Saturday, August 27, 2016

Labour: I pity the Foos

The Labour Party - increasingly the Freddie And The Dreamers of British politics - is having a torrid time of it at the moment, as it struggles to try and find a leader who can get through the day without making Theresa May giggle with joy.

In the midst of the current leadership election, the party is beset by the political version of Do You Remember Bagpuss - purges, entryism, jokes about Derek Hatton's suits. I'm half expecting to switch on the Ten O'Clock News to catch a package where Jamie Theakston, Kate Thornton and Stuart Maconie try to remember the lyrics to The Red Flag.

Ah, but purges are awkward things, and apparently a Labour Party member has been suspended for the oddest of reasons. At least according to the Daily Mail:

Labour has suspended a new member from the party and denied a vote in the leadership election after she posted about her love of rock band Foo Fighters on Facebook.

Catherine Starr, a supporter of Jeremy Corbyn, was shocked to receive a letter from the party's General Secretary Iain McNicol telling her that following a vetting procedure she was being refused full membership as she had 'shared inappropriate content on Facebook'.

It said this related to a post on March 5 when she had shared a clip of Dave Grohl's band and wrote 'I f****** love the Foo Fighters'.
We should approach this all with a level of caution - we're living in a weird period of politics where you can't even trust an old man sitting in a vestibule, and this is the Daily Mail whose last honest piece of reporting on the Labour Party was "Kinnock resigns".
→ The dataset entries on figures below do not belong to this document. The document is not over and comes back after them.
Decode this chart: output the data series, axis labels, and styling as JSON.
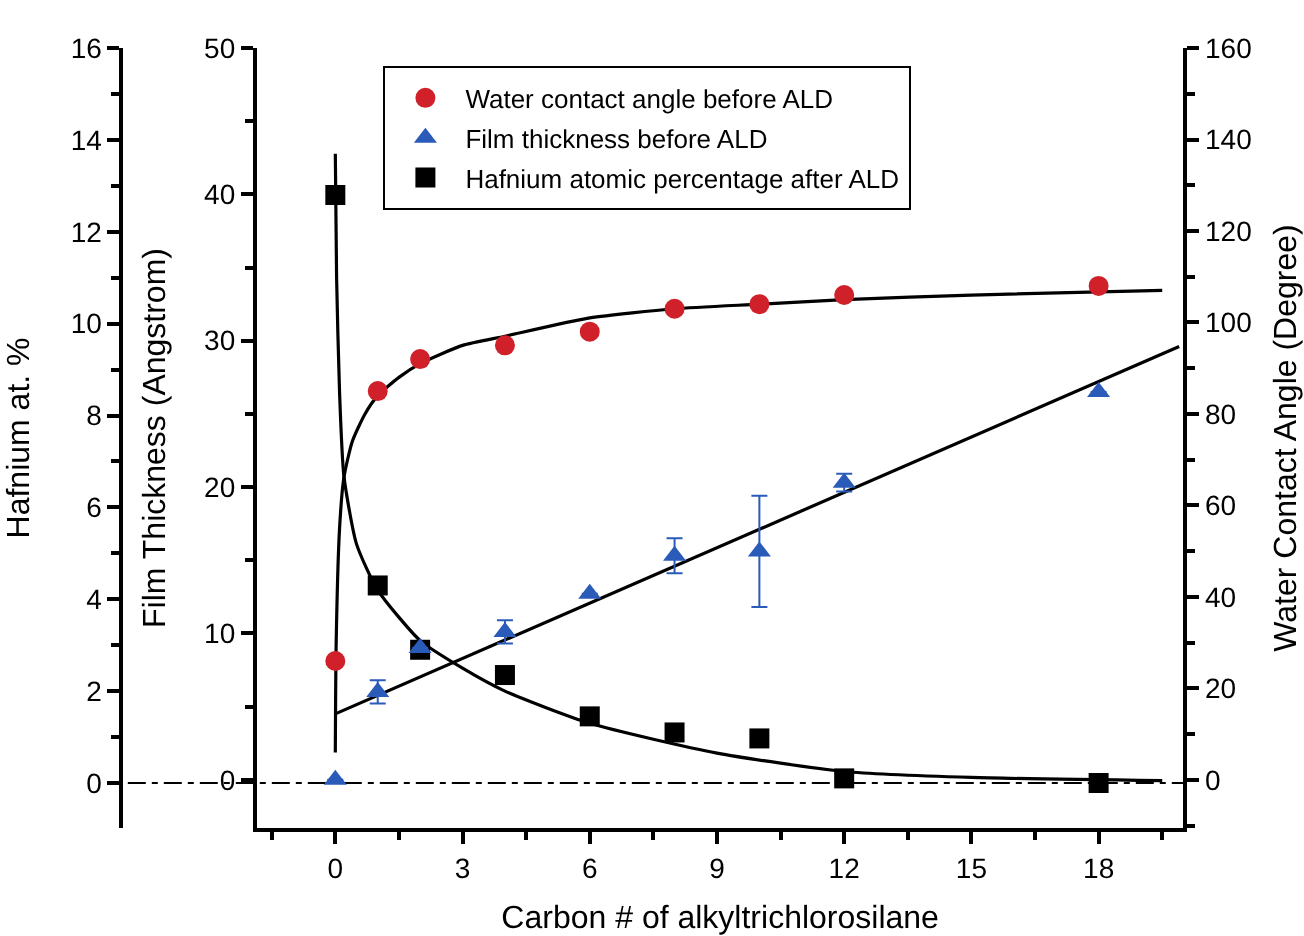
{
  "chart_data": {
    "type": "scatter",
    "xlabel": "Carbon # of alkyltrichlorosilane",
    "ylabel": "Hafnium at. %",
    "y2label": "Water Contact Angle (Degree)",
    "y3label": "Film Thickness (Angstrom)",
    "xlim": [
      -1.85,
      20
    ],
    "xticks": [
      0,
      3,
      6,
      9,
      12,
      15,
      18
    ],
    "ylim": [
      -0.98,
      16
    ],
    "yticks": [
      0,
      2,
      4,
      6,
      8,
      10,
      12,
      14,
      16
    ],
    "y2lim": [
      -10.5,
      160
    ],
    "y2ticks": [
      0,
      20,
      40,
      60,
      80,
      100,
      120,
      140,
      160
    ],
    "y3lim": [
      -3.3,
      50
    ],
    "y3ticks": [
      0,
      10,
      20,
      30,
      40,
      50
    ],
    "legend": "top",
    "grid": false,
    "ref_lines": [
      {
        "axis": "y",
        "value": 0,
        "line_style": "dashdot",
        "color": "#000000"
      }
    ],
    "series": [
      {
        "type": "line",
        "axis": "y2",
        "color": "#000000",
        "x": [
          0,
          0.02,
          0.1,
          0.2,
          0.4,
          0.7,
          1,
          1.5,
          2,
          3,
          4,
          6,
          8,
          10,
          12,
          15,
          19.5
        ],
        "values": [
          6,
          30,
          55,
          66,
          74,
          80,
          84,
          88,
          91,
          95,
          97,
          101,
          103,
          104,
          105,
          106,
          107
        ]
      },
      {
        "type": "line",
        "axis": "y3",
        "color": "#000000",
        "x": [
          0,
          19.9
        ],
        "values": [
          4.5,
          29.6
        ]
      },
      {
        "type": "line",
        "axis": "y",
        "color": "#000000",
        "x": [
          0,
          0.03,
          0.1,
          0.2,
          0.5,
          1,
          2,
          3,
          4,
          6,
          9,
          12,
          15,
          19.5
        ],
        "values": [
          13.7,
          11,
          8.5,
          6.7,
          5.2,
          4.2,
          3.1,
          2.5,
          2.0,
          1.3,
          0.65,
          0.25,
          0.12,
          0.05
        ]
      },
      {
        "name": "Water contact angle before ALD",
        "axis": "y2",
        "marker": "circle",
        "color": "#d0202a",
        "x": [
          0,
          1,
          2,
          4,
          6,
          8,
          10,
          12,
          18
        ],
        "values": [
          26,
          85,
          92,
          95,
          98,
          103,
          104,
          106,
          108
        ]
      },
      {
        "name": "Hafnium atomic percentage after ALD",
        "axis": "y",
        "marker": "square",
        "color": "#000000",
        "x": [
          0,
          1,
          2,
          4,
          6,
          8,
          10,
          12,
          18
        ],
        "values": [
          12.8,
          4.3,
          2.9,
          2.35,
          1.45,
          1.1,
          0.97,
          0.1,
          0
        ]
      },
      {
        "name": "Film thickness before ALD",
        "axis": "y3",
        "marker": "triangle",
        "color": "#2a5bb8",
        "x": [
          0,
          1,
          2,
          4,
          6,
          8,
          10,
          12,
          18
        ],
        "values": [
          0,
          6,
          9,
          10.1,
          12.7,
          15.3,
          15.6,
          20.3,
          26.5
        ],
        "errors": [
          null,
          0.8,
          null,
          0.8,
          null,
          1.2,
          3.8,
          0.6,
          null
        ]
      }
    ]
  }
}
To be honest, it's not clear that Starr was suspended over a Foo Fighters post - the Mail does concede she'd been sharing other prime content that day:
That day Mrs Starr, 33, had also shared a friend's inoffensive poster about animal free cosmetics and a cartoon about veganism.
You know how much the Mail loves animal rights, right?
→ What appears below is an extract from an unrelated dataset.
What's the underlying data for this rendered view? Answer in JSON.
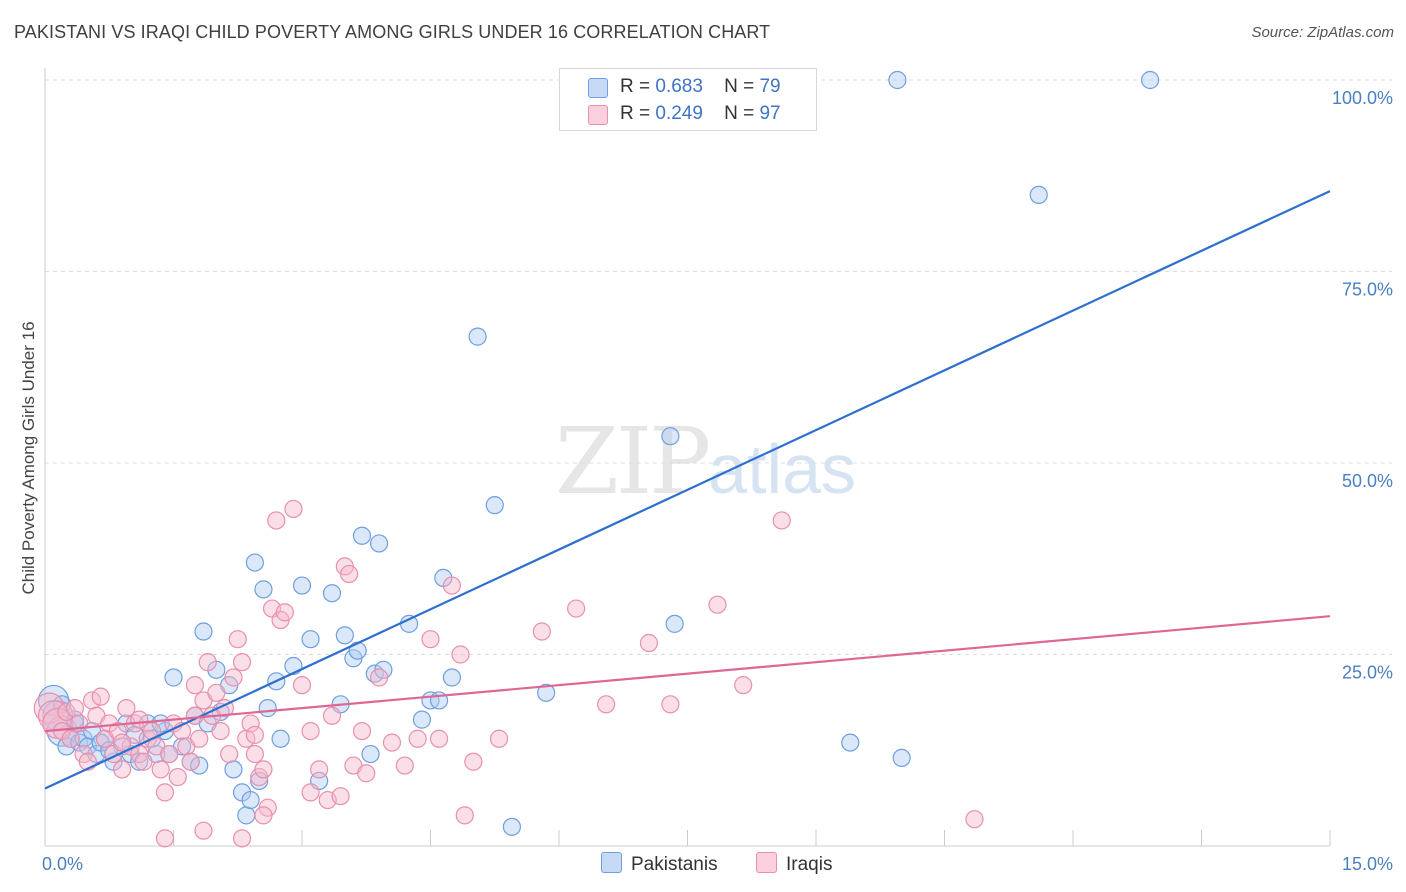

It is possible that the NEC has some ongoing beef with the Foo Fighters. Or maybe they see "Foo Fighters" as some sort of code for those who have recently joined the Labour Party for nefarious purposes.
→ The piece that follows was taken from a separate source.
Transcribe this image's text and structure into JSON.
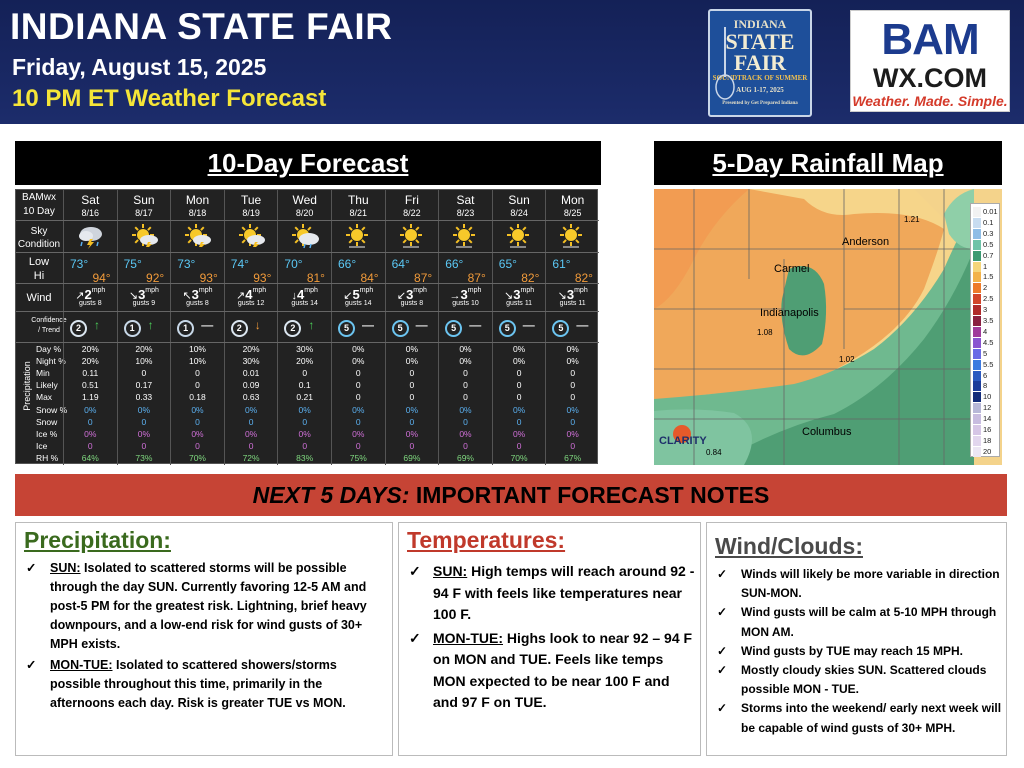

It's much more likely that a party which has raised the bar on disarray to a level which would be offputting to Ekateríni Stefanídi have made an honest mis... okay, a dishonest mistake. They probably got the day of the offending post wrong, or the name of the offending poster wrong, or maybe confused the Foo Fighters and Noel Gallagher's High Flying Birds.

The party hasn't responded to the story yet, but almost certainly will deny it, admit it but say the details are wrong, look crossly over its spectacles at us, and pretend to never have heard of the Foo Fighters. All at the same time.


Robin Carmody said...

A symptom of the change in cultural position of rock music since Labour was last in this position: the Mail takes rock's side as a bulwark against socialism. In 1981, it would have been in a much more difficult position (perhaps precisely why it was less dominant then), trying to reconcile its own hatred of the whole of popular culture with the fact that Foot & Benn, its enemies, hated it too. Much clearer now, and much more problematic for the rock Left.

To be honest, I suspect this is conflated and may be complete bollocks - it's the Mail after all - but if it isn't, and I accept that it might not be, it confirms the total incompatibility of socialism (at least in the Corbynite sense) and rock music, something Jagger & Rees-Mogg alike knew even in 1967.

Robin Carmody said...

Certainly, Tony Blair is the reason for the resurgence of 'Menace of Beatlism'-esque sentiments on the Left - it's largely because of him that Leftists can now feel "the establishment will look after rock music so we don't have to".

Robin Carmody said...

And yes, yes, I know the Foos fans *is* a Corbyn supporter, and yes, yes, I know it might simply have been over the use of the F-word, but I still think there's more to this, source notwithstanding.